Он выбирает длинный маршрут и мы шагаем по разогретому асфальту, глотаем московскую пыль и глохнем от множества машин. Я люблю Москву.

– Ни на что не похоже – крутит головой Марко, – как прекрасная картина, написанная грубыми уродливыми мазками.

Странный комплимент.

– Ты не похожа на сестру, – говорит он, бросая на меня быстрый взгляд.

– Это точно. У нас разные матери.

– Но Инга, кажется, старше тебя.

– Да.

Он смотрит вопросительно, но ничего не говорит и вдруг останавливается, как вкопанный:

– Я есть хочу. У тебя уже есть идея, куда мы пойдём на ужин?

– В «Пушкин», это вон там – показываю я рукой.

– Нет-нет, в «Пушкин» больше не пойдём.

– Тебе же понравилось. Там окрошка шикарная.

– А-крож-ка – ужас! Нет, только не а-крож-ка, пожалуйста.

Я смеюсь. На его лице тоже проскальзывает тень улыбки и, замечая её, я начинаю хохотать в голос.

– А мне нравится окрошка, – говорю я, отсмеявшись.

– Да, ты очень странная, я знаю.

Он снова улыбается. Ничего себе, он умеет улыбаться.

– Кто бы говорил.

– Вон, смотри ресторан какой-то.

– Грузинский. Можем зайти, если хочешь, но вино тебе не понравится, сразу предупреждаю. Зато еда вкусная.

В ресторане полно народу, но столик для нас находится. Нас ведут в дальний зал. Я вдруг понимаю, что тоже проголодалась и заказываю нам гору еды – хачапури, люля, пхали, сациви и хинкали.

– Возьмём побольше всего, так ты сможешь получить более полное представление о кухне.

– Не многовато ли будет? – Удивляется Марко, когда на стол начинают ставить блюдо за блюдом.

– Ешь, настоящий джентльмен в жизни должен попробовать всё, кроме инцеста и фольклорных танцев!

Он вдруг смеётся:

– Это ещё что за дребедень?

– Не знаю, прочитала когда-то в журнале, чья-то цитата. А ты и смеяться умеешь?

– Иногда.

Нам наливают вино.

– Ты снова будешь пить? – Спрашивает он, прищуриваясь.

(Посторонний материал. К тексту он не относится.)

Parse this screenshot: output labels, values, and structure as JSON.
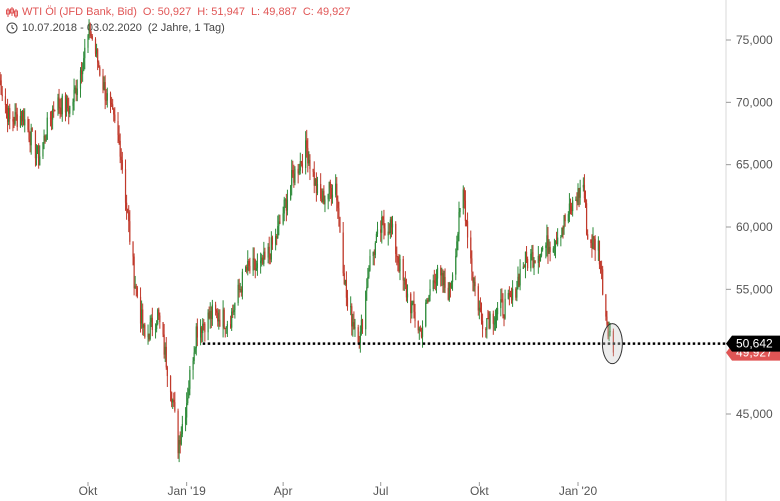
{
  "header": {
    "instrument": "WTI Öl (JFD Bank, Bid)",
    "open": "O: 50,927",
    "high": "H: 51,947",
    "low": "L: 49,887",
    "close": "C: 49,927",
    "date_range": "10.07.2018 - 03.02.2020",
    "period": "(2 Jahre, 1 Tag)",
    "icons": [
      "candlestick-chart-icon",
      "clock-icon"
    ]
  },
  "chart_data": {
    "type": "candlestick",
    "ylim": [
      41500,
      78000
    ],
    "y_ticks": [
      {
        "value": 45000,
        "label": "45,000"
      },
      {
        "value": 55000,
        "label": "55,000"
      },
      {
        "value": 60000,
        "label": "60,000"
      },
      {
        "value": 65000,
        "label": "65,000"
      },
      {
        "value": 70000,
        "label": "70,000"
      },
      {
        "value": 75000,
        "label": "75,000"
      }
    ],
    "x_ticks": [
      "Okt",
      "Jan '19",
      "Apr",
      "Jul",
      "Okt",
      "Jan '20"
    ],
    "x_tick_dates": [
      "2018-10-01",
      "2019-01-01",
      "2019-04-01",
      "2019-07-01",
      "2019-10-01",
      "2020-01-01"
    ],
    "x_range": [
      "2018-07-10",
      "2020-02-03"
    ],
    "close_path": [
      [
        "2018-07-10",
        72000
      ],
      [
        "2018-07-20",
        68500
      ],
      [
        "2018-08-01",
        69000
      ],
      [
        "2018-08-16",
        65500
      ],
      [
        "2018-08-31",
        70000
      ],
      [
        "2018-09-15",
        69500
      ],
      [
        "2018-10-03",
        75800
      ],
      [
        "2018-10-15",
        71500
      ],
      [
        "2018-10-31",
        66500
      ],
      [
        "2018-11-13",
        56000
      ],
      [
        "2018-11-23",
        51000
      ],
      [
        "2018-12-05",
        53000
      ],
      [
        "2018-12-17",
        47500
      ],
      [
        "2018-12-24",
        42500
      ],
      [
        "2018-12-31",
        45500
      ],
      [
        "2019-01-10",
        51800
      ],
      [
        "2019-01-25",
        53000
      ],
      [
        "2019-02-10",
        52500
      ],
      [
        "2019-02-25",
        56500
      ],
      [
        "2019-03-12",
        56800
      ],
      [
        "2019-03-25",
        59000
      ],
      [
        "2019-04-10",
        64000
      ],
      [
        "2019-04-23",
        66300
      ],
      [
        "2019-05-05",
        62000
      ],
      [
        "2019-05-20",
        63500
      ],
      [
        "2019-05-31",
        53500
      ],
      [
        "2019-06-12",
        51200
      ],
      [
        "2019-06-20",
        57000
      ],
      [
        "2019-07-02",
        60000
      ],
      [
        "2019-07-10",
        60200
      ],
      [
        "2019-07-22",
        55500
      ],
      [
        "2019-08-07",
        51500
      ],
      [
        "2019-08-20",
        56300
      ],
      [
        "2019-09-03",
        54800
      ],
      [
        "2019-09-16",
        62800
      ],
      [
        "2019-09-25",
        56000
      ],
      [
        "2019-10-03",
        52500
      ],
      [
        "2019-10-15",
        53000
      ],
      [
        "2019-10-31",
        54000
      ],
      [
        "2019-11-10",
        57000
      ],
      [
        "2019-11-25",
        58000
      ],
      [
        "2019-12-10",
        59000
      ],
      [
        "2019-12-23",
        61000
      ],
      [
        "2020-01-06",
        63500
      ],
      [
        "2020-01-10",
        59000
      ],
      [
        "2020-01-20",
        58500
      ],
      [
        "2020-01-27",
        53000
      ],
      [
        "2020-02-03",
        49927
      ]
    ],
    "support_level": 50642,
    "price_labels": [
      {
        "value": 50642,
        "label": "50,642",
        "color": "#000000"
      },
      {
        "value": 49927,
        "label": "49,927",
        "color": "#e05555"
      }
    ],
    "highlight_date": "2020-02-03",
    "colors": {
      "up": "#2e8b3a",
      "down": "#c0392b",
      "wick": "#555555",
      "support": "#000000",
      "last_price": "#e05555"
    }
  }
}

– Буду. По крайней мере, попробую, а то я что-то протрезвела, а рядом с тобой мне не очень нравится быть трезвой.

– С чего это? – Он удивляется.

– Так проще. А что это за пунктик такой, ты почему меня целый день спрашиваешь, пила я или нет и буду ли ещё? Я вообще-то энолог. У меня даже диплом имеется.

– Стать энологом тебе ещё только предстоит, если удастся, – он снова становится серьёзным. – Просто я не люблю всю эту золотую молодёжь, типа твоей сестры. Они ничего в жизни не добились, получили от родителей всё готовое, но ничего из себя не представляют. Ты мне вчера очень понравилась, а сегодня я увидел тебя на выставке и разозлился, потому что подумал, будто и ты такая же. Узнал, что ты будешь переводить дегустацию и снова разозлился, что мне неопытную соплячку дают, которая уже до обеда на ногах не стоит. Только из уважения к твоему отцу сдержался и не стал возражать. А ты оказалась на удивление профессиональной.

Я вспыхиваю. Из всего, что он сказал я понимаю только «ты мне вчера очень понравилась».

– Хотя, ты опоздала и едва держалась на ногах.

– Что?! Не правда! – от возмущения мои глаза распахиваются и становятся, как блюдца.

Марко снова смеётся.

– Пей, я не возражаю, если ты будешь навеселе. Так проще, – возвращает он мне мою же фразу.

– Ничего себе! Что значит проще? – по телу разливается приятное тепло.

– Ты сама так сказала, – улыбается он и пожимает плечами.

– Неужели я действительно показалась тебе похожей на сестру?

– Ты мне приглянулась значительно больше, поэтому я поцеловал тебя, а не её.

Надо же, даже не покраснела.

– Тебе что, не понравилось? Ты не возражала и даже ответила на мой поцелуй.

– Тебе показалось, – чуть слышно говорю я.

– Я знаю, что это не так, – его голос понижается и становится более хриплым, а улыбка исчезает. И смотрит на меня он сейчас иначе. Этот взгляд меня завораживает, потому что в нём читается жгучее желание, голод, тёмная бездна, огонь и неукротимая животная сила. Будто в Марко, с которым я сижу за столом и ем грузинскую еду, вселился дерзкий дух, требующий роскошного пиршества.